Saturday, 14 September 2013

BIG data: its gains, losses and absurdities

In my first post ever on this blog I talked about the something called the 'knowledge economy'. This is one of the most common memes of our time (if you have no idea what a 'meme' is, click here). Like other things in this world, memes tend to cluster around other memes and one of them as far as 'knowledge economy' goes tends to be something called 'big data'.

Big data is just what it is; enormous amounts of raw, unprocessed information that cannot be sorted or dealt with using traditional, hands on means. No human can look at big data and derive any real meaning from it. Big data is usually handled with the help of computers. Examples of big data being used today abound in the world (meteorological data being used to forecast the weather; the richer the data set, the more accurate the forecast) and the problem has also given birth to many companies, the most commonly cited being Google (whose very name is derived the term 'googolplex' which is 10^10^100). The company's computers crawl through the web, indexing trillions of pages to make them searchable for all of us. Despite that, the internet remains far from being entirely indexed for 2 reasons; primo its growing everyday and secundo its so damn big. As a side note, check out this nifty website to see how big the internet probably is (I say probably because the map is obviously incomplete).

Big data exists the moment something exists in this universe. The universe and all its contents has existed for 13.7 billion years. The trick is capturing that data, storing and analyzing it for useful patterns. The tools for performing these actions have only arrived in the last two centuries in the form of cheap, compact storage devices, powerful processors, networking technologies and, most importantly perhaps, necessity.

To illustrate the importance of necessity's role in spurring the development of tools for handling big data, take a look at this TEDEd video:

Since the time when IT first became a ubiquitous part of our lives, big data has become relatively easy to collect.

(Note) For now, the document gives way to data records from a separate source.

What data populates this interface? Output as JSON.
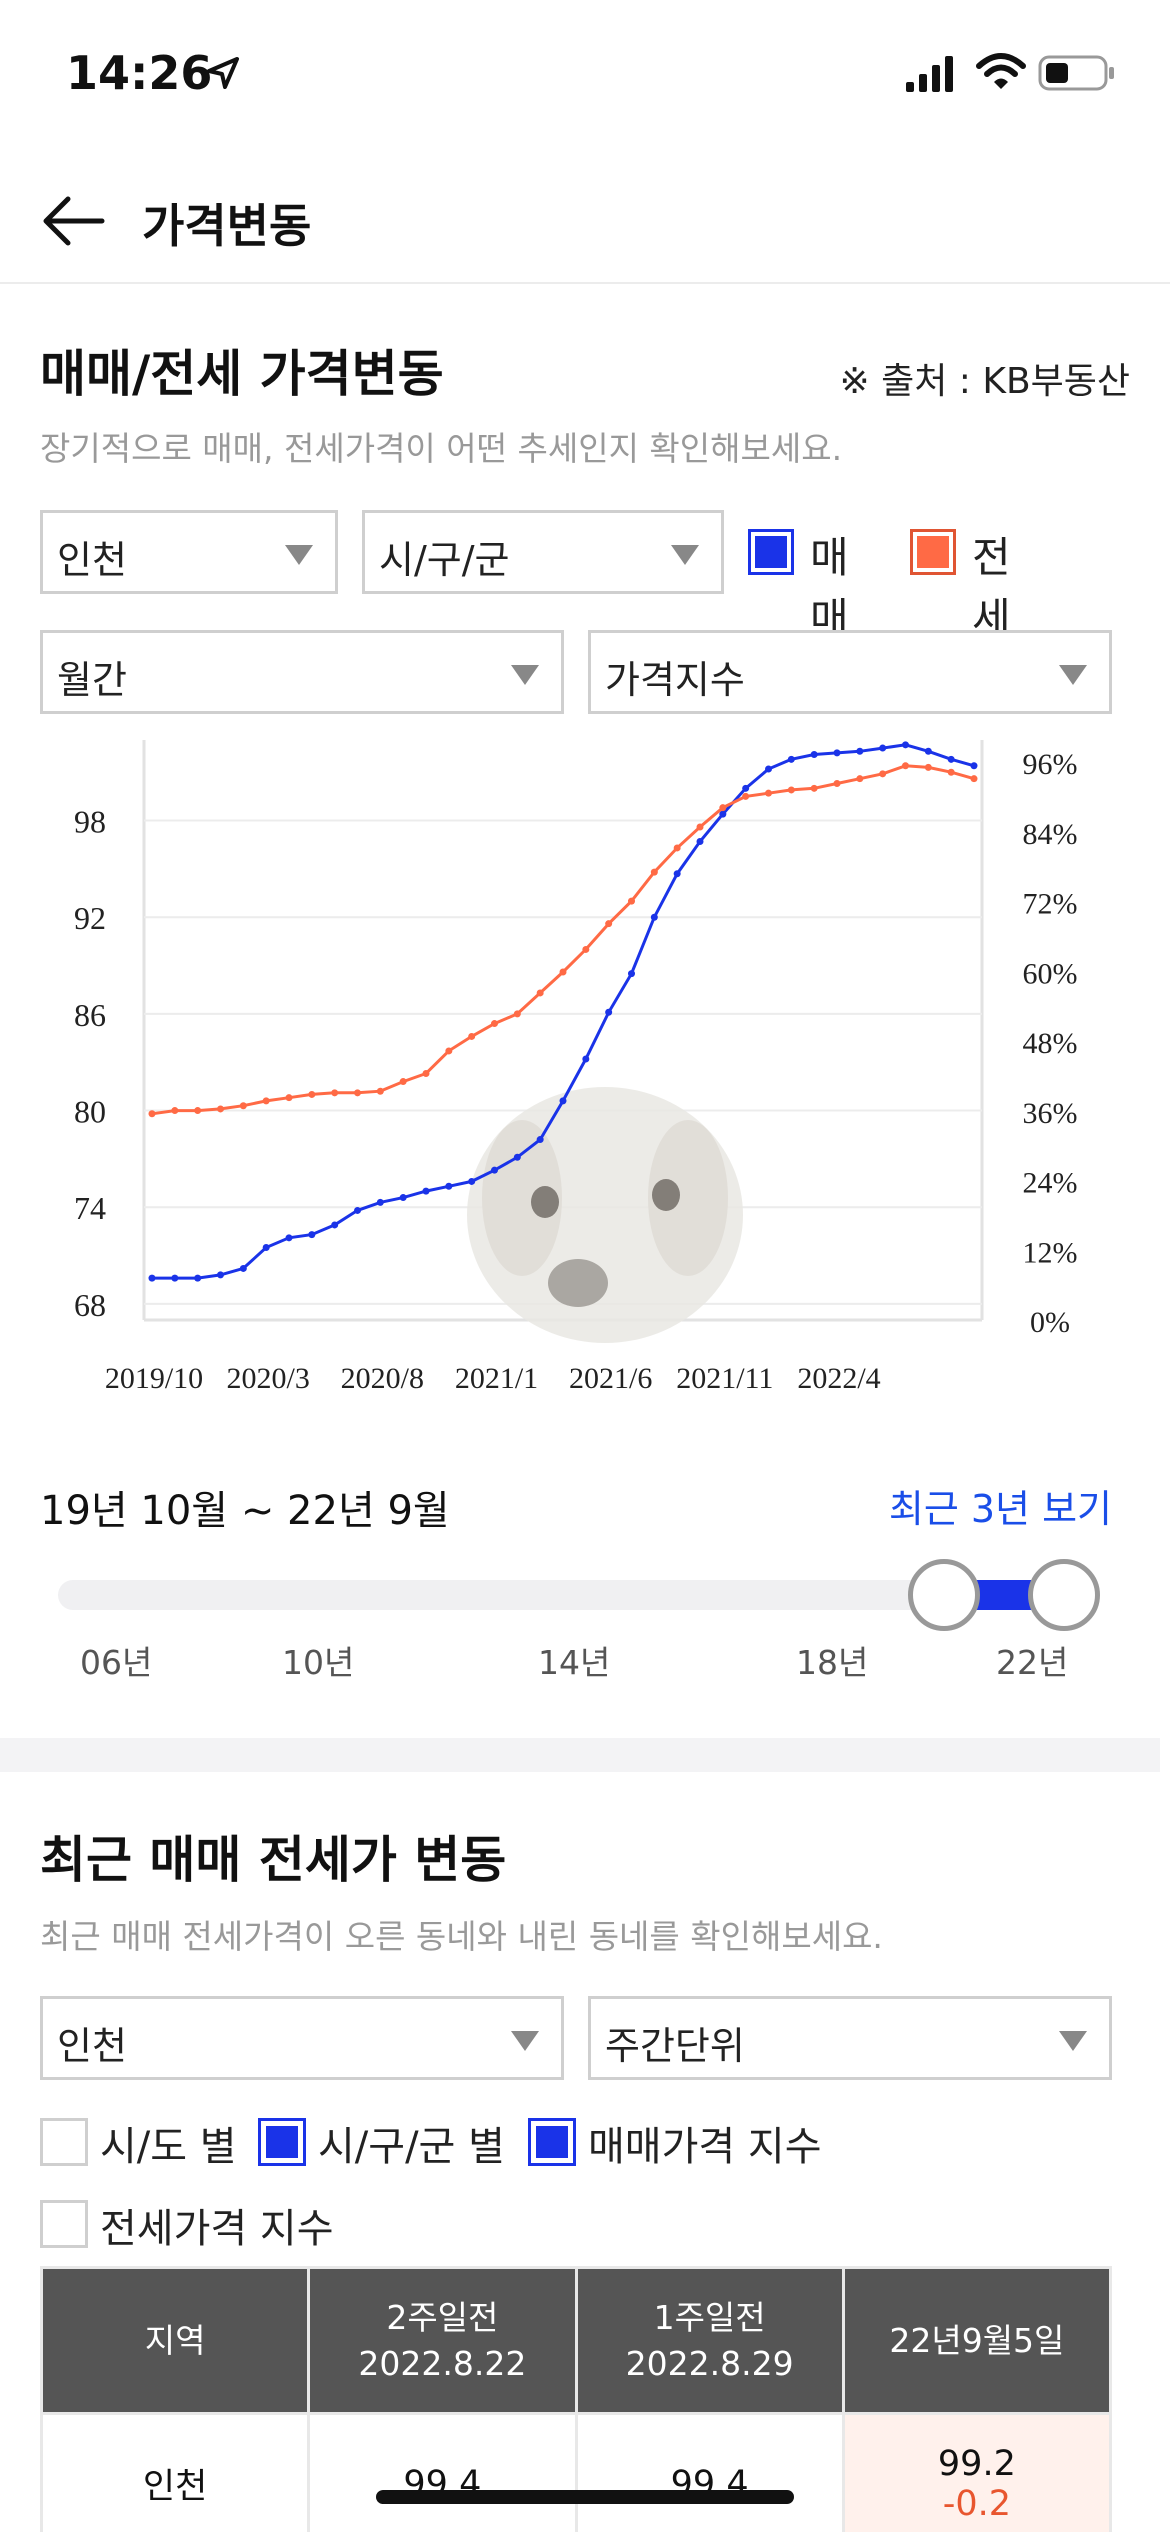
{
  "status": {
    "time": "14:26"
  },
  "header": {
    "title": "가격변동"
  },
  "section1": {
    "title": "매매/전세 가격변동",
    "source": "※ 출처 : KB부동산",
    "desc": "장기적으로 매매, 전세가격이 어떤 추세인지 확인해보세요.",
    "region_select": "인천",
    "district_select": "시/구/군",
    "legend": [
      {
        "label": "매매",
        "color": "#1a33e8"
      },
      {
        "label": "전세",
        "color": "#ff6a45"
      }
    ],
    "period_select": "월간",
    "metric_select": "가격지수",
    "range_label": "19년 10월 ~ 22년 9월",
    "recent_link": "최근 3년 보기",
    "slider_years": [
      "06년",
      "10년",
      "14년",
      "18년",
      "22년"
    ]
  },
  "chart_data": {
    "type": "line",
    "x_tick_labels": [
      "2019/10",
      "2020/3",
      "2020/8",
      "2021/1",
      "2021/6",
      "2021/11",
      "2022/4"
    ],
    "y_left_ticks": [
      "98",
      "92",
      "86",
      "80",
      "74",
      "68"
    ],
    "y_right_ticks": [
      "96%",
      "84%",
      "72%",
      "60%",
      "48%",
      "36%",
      "24%",
      "12%",
      "0%"
    ],
    "ylim": [
      67,
      103
    ],
    "series": [
      {
        "name": "매매",
        "color": "#1a33e8",
        "values": [
          69.6,
          69.6,
          69.6,
          69.8,
          70.2,
          71.5,
          72.1,
          72.3,
          72.9,
          73.8,
          74.3,
          74.6,
          75.0,
          75.3,
          75.6,
          76.3,
          77.1,
          78.2,
          80.6,
          83.2,
          86.1,
          88.5,
          92.0,
          94.7,
          96.7,
          98.4,
          100.0,
          101.2,
          101.8,
          102.1,
          102.2,
          102.3,
          102.5,
          102.7,
          102.3,
          101.8,
          101.4
        ]
      },
      {
        "name": "전세",
        "color": "#ff6a45",
        "values": [
          79.8,
          80.0,
          80.0,
          80.1,
          80.3,
          80.6,
          80.8,
          81.0,
          81.1,
          81.1,
          81.2,
          81.8,
          82.3,
          83.7,
          84.6,
          85.4,
          86.0,
          87.3,
          88.6,
          90.0,
          91.6,
          93.0,
          94.8,
          96.3,
          97.6,
          98.8,
          99.5,
          99.7,
          99.9,
          100.0,
          100.3,
          100.6,
          100.9,
          101.4,
          101.3,
          101.0,
          100.6
        ]
      }
    ]
  },
  "section2": {
    "title": "최근 매매 전세가 변동",
    "desc": "최근 매매 전세가격이 오른 동네와 내린 동네를 확인해보세요.",
    "region_select": "인천",
    "unit_select": "주간단위",
    "checks": [
      {
        "label": "시/도 별",
        "checked": false
      },
      {
        "label": "시/구/군 별",
        "checked": true
      },
      {
        "label": "매매가격 지수",
        "checked": true
      },
      {
        "label": "전세가격 지수",
        "checked": false
      }
    ],
    "table": {
      "headers": [
        {
          "line1": "지역",
          "line2": ""
        },
        {
          "line1": "2주일전",
          "line2": "2022.8.22"
        },
        {
          "line1": "1주일전",
          "line2": "2022.8.29"
        },
        {
          "line1": "22년9월5일",
          "line2": ""
        }
      ],
      "row": {
        "region": "인천",
        "two_weeks": "99.4",
        "one_week": "99.4",
        "current": "99.2",
        "change": "-0.2"
      }
    }
  }
}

Mapping has enjoyed the fruits of big data; the maps of today are no longer physical pieces of paper that my parents and I used extensively on our excursions around the city of London in 2002. Nowadays people have access to compact, electronic maps on their smartphones which are rich in social data, never become outdated and can even feature live updates on such important things like traffic information (the company Waze, which was purchased by Google in June 2013. allows you to access social info on traffic with GPS enabled phones).

However, what good technology has given us can also be used against us. Politics aside, big data technology has also allowed security agencies to look into our activities with unprecedented impunity. Privacy policies and laws may forever be left in the dust as the pace of technological development outstrips the ability of lawmakers to protect our digital privacy online (if you believe in such a thing anyway). Though the aim is purely (I think) to catch the bad guy, I guess we are in real danger of being wrongly accused by overzealous/over-legislated security agencies or caught by nervous, tyrannical regimes seeking to protect their illegitimate hold on power. All thanks to big data and the technologies it has spawned.

But the ultimate problem of big data (especially of the social media variety) is its terrible need to be verified or curated (and that's why crowd-sourced projects like Wikipedia still needs editors or there would be chaos) to ensure we don't end up turning noise into conclusions. Taking unverified data as real information is the biggest absurdity of the internet today. Perhaps that is the reason why teachers hate students referring to Wikipedia for information. Though I disagree with not using Wikipedia completely, CITING it in presentations and essays is another thing entirely. Its just not there yet. Give the technology time to mature and maybe...

Some also say that social media (think Twitter and Facebook which also deal with big data produced by millions of narcissistic humans) could be the new source for ALL news. While that is true if you have friends who love tweeting the news or giving accurate tweets (you could end up being given a skewed picture of the news), you really should be able to verify that raw piece of data with multiple sources. Big data is nothing if there is no useful way of deriving valuable and realistic knowledge from it, that is if there is any useful thing to be derived from it at all, which is another problem entirely.

The one thing that I find most amazing about big data is how much we humans have produced in our existence; more than 90% of it has been produced only in the last several years. By the time my grand children are born, we're going to have a real problem of storing that data let alone finding ways of scrutinizing it for useful patterns. But as usual, necessity will always mother an invention for the job.